At any rate, my WIP has gotten over the weird mini-block or hump and is now moving forward smoothly. I don’t know if suddenly getting slapped down by a block at 6,000 words says something about my brain function (blocks tend to happen at least 15,000 words into a story), but there it is. I’m still getting used to writing a novella, i.e., ignoring the pressure (self-imposed?) of expanding the story more and more until I reach novel-length, and I still have to remind myself about flexibility in word count targets for shorter stuff. It’s a bit of a learning curve, dropping all the unnecessary padding and sticking to what’s important while sprinkling a touch of setting and character description here and there to keep the story from being so generic and bland.
I really like it, though. It’s a great exercise in storytelling, and I think focusing on shorter lengths for a time will help me through my burnout. That’s been dogging me for a couple of years now, with each new WIP getting harder and harder to write (start and finish, even). That burnout’s also filtered into my reading as I can’t get myself to pick up a novel of any genre. Everything I’ve been reading so far have been either stand-alone novellas or short story anthologies, and I’ve been enjoying them immensely. I’ve only been adding books to my library over at Smashwords but can’t be arsed to buy any of them because they’re mostly novels, and hopefully I’ll get over this someday so I can finally commit myself to longer books.

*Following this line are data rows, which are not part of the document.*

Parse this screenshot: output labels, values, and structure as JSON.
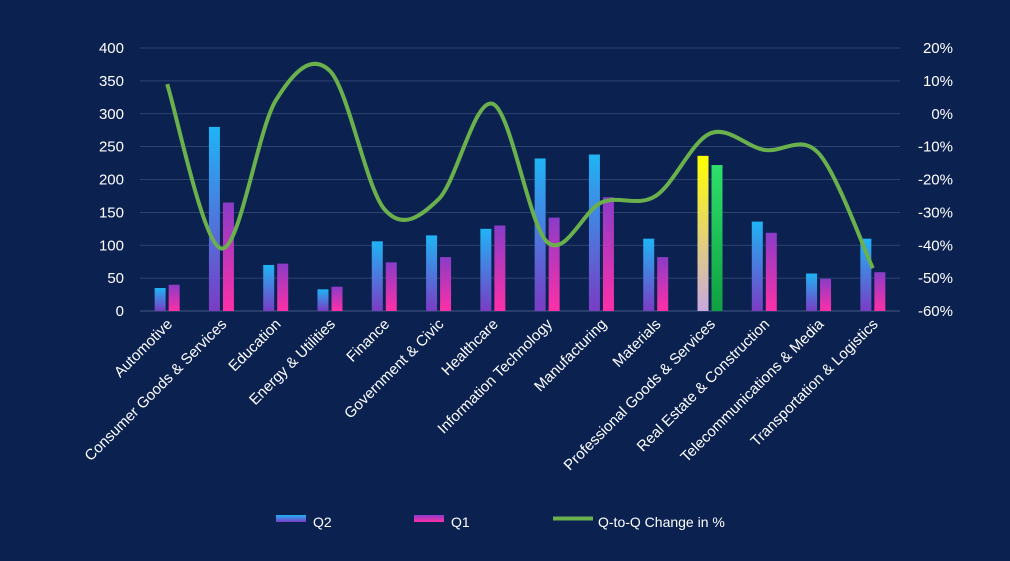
{
  "chart_data": {
    "type": "bar",
    "categories": [
      "Automotive",
      "Consumer Goods & Services",
      "Education",
      "Energy & Utilities",
      "Finance",
      "Government & Civic",
      "Healthcare",
      "Information Technology",
      "Manufacturing",
      "Materials",
      "Professional Goods & Services",
      "Real Estate & Construction",
      "Telecommunications & Media",
      "Transportation & Logistics"
    ],
    "series": [
      {
        "name": "Q2",
        "type": "bar",
        "axis": "left",
        "values": [
          35,
          280,
          70,
          33,
          106,
          115,
          125,
          232,
          238,
          110,
          236,
          136,
          57,
          110
        ]
      },
      {
        "name": "Q1",
        "type": "bar",
        "axis": "left",
        "values": [
          40,
          165,
          72,
          37,
          74,
          82,
          130,
          142,
          173,
          82,
          222,
          119,
          49,
          59
        ]
      },
      {
        "name": "Q-to-Q Change in %",
        "type": "line",
        "axis": "right",
        "values": [
          9,
          -41,
          4,
          13,
          -29,
          -26,
          3,
          -39,
          -27,
          -25,
          -6,
          -11,
          -12,
          -47
        ]
      }
    ],
    "y_left": {
      "min": 0,
      "max": 400,
      "ticks": [
        "0",
        "50",
        "100",
        "150",
        "200",
        "250",
        "300",
        "350",
        "400"
      ]
    },
    "y_right": {
      "min": -60,
      "max": 20,
      "ticks": [
        "-60%",
        "-50%",
        "-40%",
        "-30%",
        "-20%",
        "-10%",
        "0%",
        "10%",
        "20%"
      ]
    },
    "title": "",
    "xlabel": "",
    "ylabel": "",
    "grid": true,
    "legend_position": "bottom",
    "highlight_category": "Professional Goods & Services",
    "colors": {
      "background": "#0b2150",
      "grid": "#3a4d7a",
      "q2_top": "#1fb4f5",
      "q2_bottom": "#7a3cc4",
      "q1_top": "#8a3cc8",
      "q1_bottom": "#ff2fa8",
      "highlight_top": "#ffff00",
      "highlight_bottom": "#c8a8e0",
      "highlight_q1_top": "#2ee06a",
      "highlight_q1_bottom": "#0fa040",
      "line": "#6ab04c",
      "text": "#ffffff"
    }
  }
}
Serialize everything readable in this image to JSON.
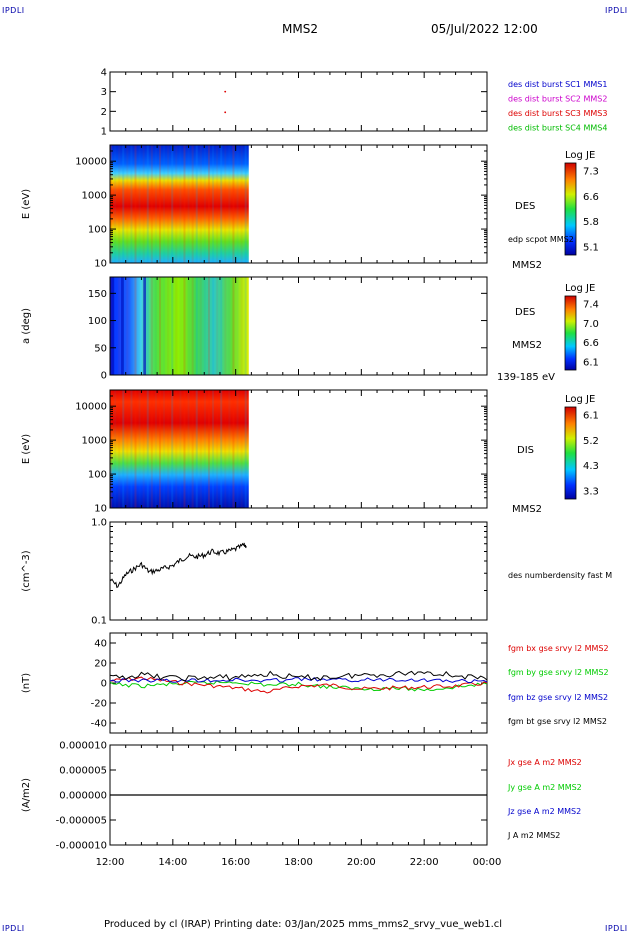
{
  "header": {
    "logo_left": "IPDLI",
    "logo_right": "IPDLI",
    "spacecraft": "MMS2",
    "datetime": "05/Jul/2022 12:00"
  },
  "footer": {
    "text": "Produced by cl (IRAP)   Printing date: 03/Jan/2025   mms_mms2_srvy_vue_web1.cl",
    "logo_left": "IPDLI",
    "logo_right": "IPDLI"
  },
  "colors": {
    "sc1": "#0000cc",
    "sc2": "#cc00cc",
    "sc3": "#dd0000",
    "sc4": "#00bb00",
    "bx": "#dd0000",
    "by": "#00cc00",
    "bz": "#0000cc",
    "bt": "#000000"
  },
  "chart_data": [
    {
      "type": "scatter",
      "panel": "spacecraft-config",
      "ylim": [
        1,
        4
      ],
      "yticks": [
        "1",
        "2",
        "3",
        "4"
      ],
      "legend": [
        {
          "label": "des dist burst SC1 MMS1",
          "color": "#0000cc"
        },
        {
          "label": "des dist burst SC2 MMS2",
          "color": "#cc00cc"
        },
        {
          "label": "des dist burst SC3 MMS3",
          "color": "#dd0000"
        },
        {
          "label": "des dist burst SC4 MMS4",
          "color": "#00bb00"
        }
      ],
      "points": [
        {
          "t": "15:40",
          "y": 3.0
        },
        {
          "t": "15:40",
          "y": 1.95
        }
      ]
    },
    {
      "type": "heatmap",
      "panel": "des-energy",
      "ylabel": "E (eV)",
      "yscale": "log",
      "ylim": [
        10,
        30000
      ],
      "yticks": [
        "10",
        "100",
        "1000",
        "10000"
      ],
      "data_end": "16:25",
      "right_labels": [
        "DES",
        "edp scpot MMS2",
        "MMS2"
      ],
      "colorbar": {
        "title": "Log JE",
        "ticks": [
          "7.3",
          "6.6",
          "5.8",
          "5.1"
        ]
      }
    },
    {
      "type": "heatmap",
      "panel": "des-pitch",
      "ylabel": "a (deg)",
      "ylim": [
        0,
        180
      ],
      "yticks": [
        "0",
        "50",
        "100",
        "150"
      ],
      "data_end": "16:25",
      "right_labels": [
        "DES",
        "MMS2",
        "139-185 eV"
      ],
      "colorbar": {
        "title": "Log JE",
        "ticks": [
          "7.4",
          "7.0",
          "6.6",
          "6.1"
        ]
      }
    },
    {
      "type": "heatmap",
      "panel": "dis-energy",
      "ylabel": "E (eV)",
      "yscale": "log",
      "ylim": [
        10,
        30000
      ],
      "yticks": [
        "10",
        "100",
        "1000",
        "10000"
      ],
      "data_end": "16:25",
      "right_labels": [
        "DIS",
        "MMS2"
      ],
      "colorbar": {
        "title": "Log JE",
        "ticks": [
          "6.1",
          "5.2",
          "4.3",
          "3.3"
        ]
      }
    },
    {
      "type": "line",
      "panel": "density",
      "ylabel": "(cm^-3)",
      "yscale": "log",
      "ylim": [
        0.1,
        1.0
      ],
      "yticks": [
        "0.1",
        "1.0"
      ],
      "series": [
        {
          "name": "des numberdensity fast M",
          "color": "#000000",
          "x": [
            "12:00",
            "12:15",
            "12:30",
            "12:45",
            "13:00",
            "13:15",
            "13:30",
            "13:45",
            "14:00",
            "14:15",
            "14:30",
            "14:45",
            "15:00",
            "15:15",
            "15:30",
            "15:45",
            "16:00",
            "16:15",
            "16:20"
          ],
          "values": [
            0.26,
            0.22,
            0.29,
            0.33,
            0.37,
            0.31,
            0.32,
            0.34,
            0.36,
            0.41,
            0.45,
            0.44,
            0.46,
            0.5,
            0.48,
            0.5,
            0.53,
            0.58,
            0.57
          ]
        }
      ]
    },
    {
      "type": "line",
      "panel": "magnetic-field",
      "ylabel": "(nT)",
      "ylim": [
        -50,
        50
      ],
      "yticks": [
        "-40",
        "-20",
        "0",
        "20",
        "40"
      ],
      "series": [
        {
          "name": "fgm bx gse srvy l2 MMS2",
          "color": "#dd0000",
          "x": [
            "12:00",
            "13:00",
            "14:00",
            "15:00",
            "16:00",
            "17:00",
            "18:00",
            "19:00",
            "20:00",
            "21:00",
            "22:00",
            "23:00",
            "00:00"
          ],
          "values": [
            2,
            5,
            1,
            -2,
            -5,
            -9,
            -3,
            -2,
            -6,
            -5,
            -4,
            -3,
            0
          ]
        },
        {
          "name": "fgm by gse srvy l2 MMS2",
          "color": "#00cc00",
          "x": [
            "12:00",
            "13:00",
            "14:00",
            "15:00",
            "16:00",
            "17:00",
            "18:00",
            "19:00",
            "20:00",
            "21:00",
            "22:00",
            "23:00",
            "00:00"
          ],
          "values": [
            -1,
            -3,
            -1,
            0,
            1,
            -2,
            -1,
            -4,
            -6,
            -5,
            -7,
            -4,
            -1
          ]
        },
        {
          "name": "fgm bz gse srvy l2 MMS2",
          "color": "#0000cc",
          "x": [
            "12:00",
            "13:00",
            "14:00",
            "15:00",
            "16:00",
            "17:00",
            "18:00",
            "19:00",
            "20:00",
            "21:00",
            "22:00",
            "23:00",
            "00:00"
          ],
          "values": [
            2,
            3,
            2,
            3,
            3,
            2,
            4,
            3,
            3,
            4,
            3,
            2,
            1
          ]
        },
        {
          "name": "fgm bt gse srvy l2 MMS2",
          "color": "#000000",
          "x": [
            "12:00",
            "13:00",
            "14:00",
            "15:00",
            "16:00",
            "17:00",
            "18:00",
            "19:00",
            "20:00",
            "21:00",
            "22:00",
            "23:00",
            "00:00"
          ],
          "values": [
            5,
            8,
            5,
            5,
            6,
            9,
            5,
            6,
            8,
            9,
            11,
            8,
            3
          ]
        }
      ]
    },
    {
      "type": "line",
      "panel": "current-density",
      "ylabel": "(A/m2)",
      "ylim": [
        -1e-05,
        1e-05
      ],
      "yticks": [
        "-0.000010",
        "-0.000005",
        "0.000000",
        "0.000005",
        "0.000010"
      ],
      "series": [
        {
          "name": "Jx gse A m2 MMS2",
          "color": "#dd0000",
          "x": [
            "12:00",
            "00:00"
          ],
          "values": [
            0,
            0
          ]
        },
        {
          "name": "Jy gse A m2 MMS2",
          "color": "#00cc00",
          "x": [
            "12:00",
            "00:00"
          ],
          "values": [
            0,
            0
          ]
        },
        {
          "name": "Jz gse A m2 MMS2",
          "color": "#0000cc",
          "x": [
            "12:00",
            "00:00"
          ],
          "values": [
            0,
            0
          ]
        },
        {
          "name": "J A m2 MMS2",
          "color": "#000000",
          "x": [
            "12:00",
            "00:00"
          ],
          "values": [
            0,
            0
          ]
        }
      ]
    }
  ],
  "time_axis": {
    "range": [
      "12:00",
      "00:00"
    ],
    "ticks": [
      "12:00",
      "14:00",
      "16:00",
      "18:00",
      "20:00",
      "22:00",
      "00:00"
    ]
  }
}
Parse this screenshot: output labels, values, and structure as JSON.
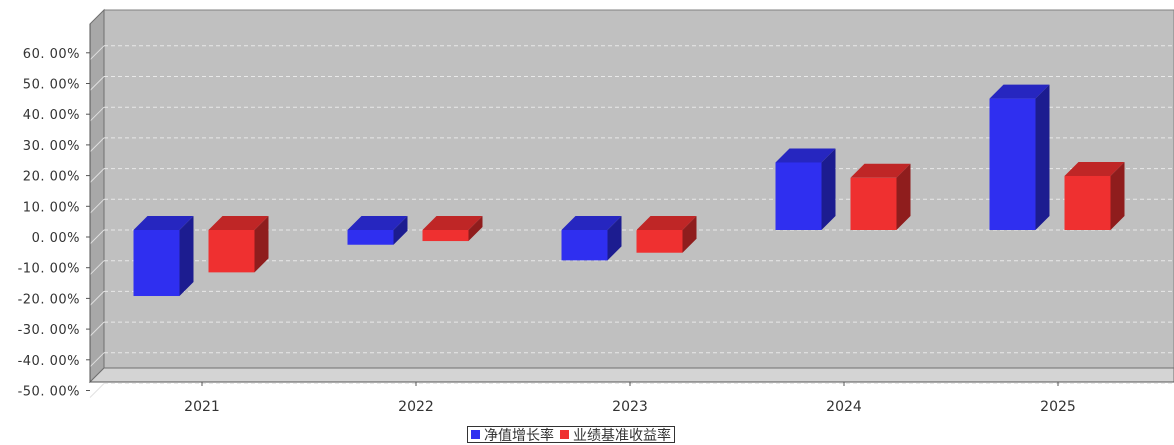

Come to think of it, my burnout’s also affected my viewing habits. I can’t get into any new series now – only films that I can see once unless it’s pretty damned good and warrants repeat viewing.
I suppose the only cause for worry is whether or not this phase I’m going through will affect the next Masks book, as I’ve been toying with the idea of just leaving Dr. Morbid’s Castle of Blood as the last novel in the series and then following that up with a few mini-adventures in novella format. I don’t know. I’d hate to break up the series that way, but with me feeling so tired mentally, the temptation’s there.